Figura 12. 12º livro do projeto Olhares Cruzados

O grupo de alunos que participou das oficinas do projeto Brasil Cabo Verde realizou apresentações na 126ª Festa do Cururuquara que ocorre ininterruptamente todo mês de maio, desde 1888, para comemorar o dia em que os escravos recém- libertados dançaram por três dias e três noites, para festejarem a liberdade e a posse do território onde viviam e que lhes foi concebida pelo seu senhor. (OSCIP IMAGEM DA VIDA, 2014, p.44).

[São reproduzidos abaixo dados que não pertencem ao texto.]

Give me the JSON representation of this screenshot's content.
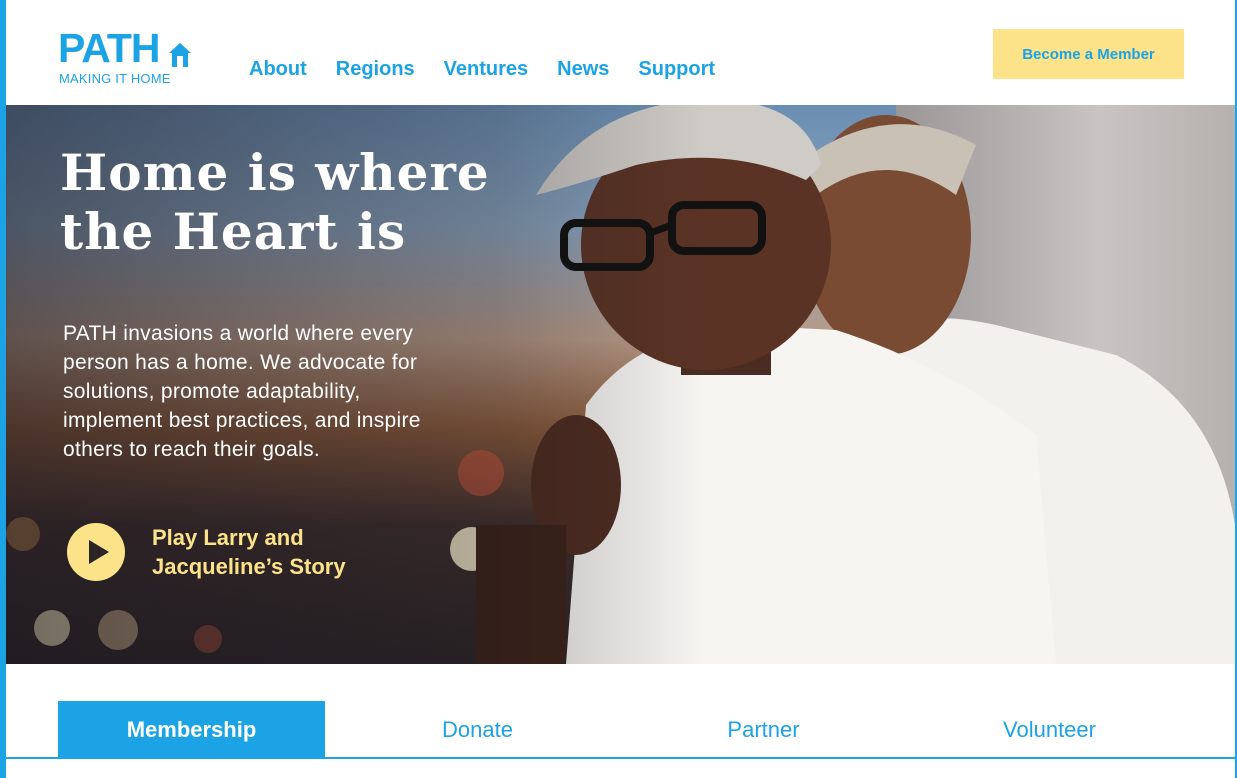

Contudo, apesar de alguns alunos terem sido escolhidos na escola do bairro Cururuquara para participarem do projeto, na escola, internamente, segundo a

coordenadora pedagógica, não foi gerado um processo que pudesse propiciar um novo dinamismo para reflexões, pesquisas e novos projetos correlacionados ao tema (história do bairro e o contexto sociocultural) em que os professores se motivassem e se mobilizassem. Tendo base no reconhecimento do lugar em que se vive, pode-se melhor entender as relações de produção e de poder que se manifestam em condições próprias e, assim, posicionar-se diante de problemas desse lugar inserido no mundo.

A pesquisa, no processo colaborativo, pretendeu contribuir para uma análise crítica do mundo social e cultural, considerando suas variações de significado no tempo e no espaço, tendo como referência as transformações do lugar e a vida da comunidade escolar. Após as conversas que ocorreram no segundo semestre de 2013 com o supervisor de ensino, iniciou-se a pesquisa na escola.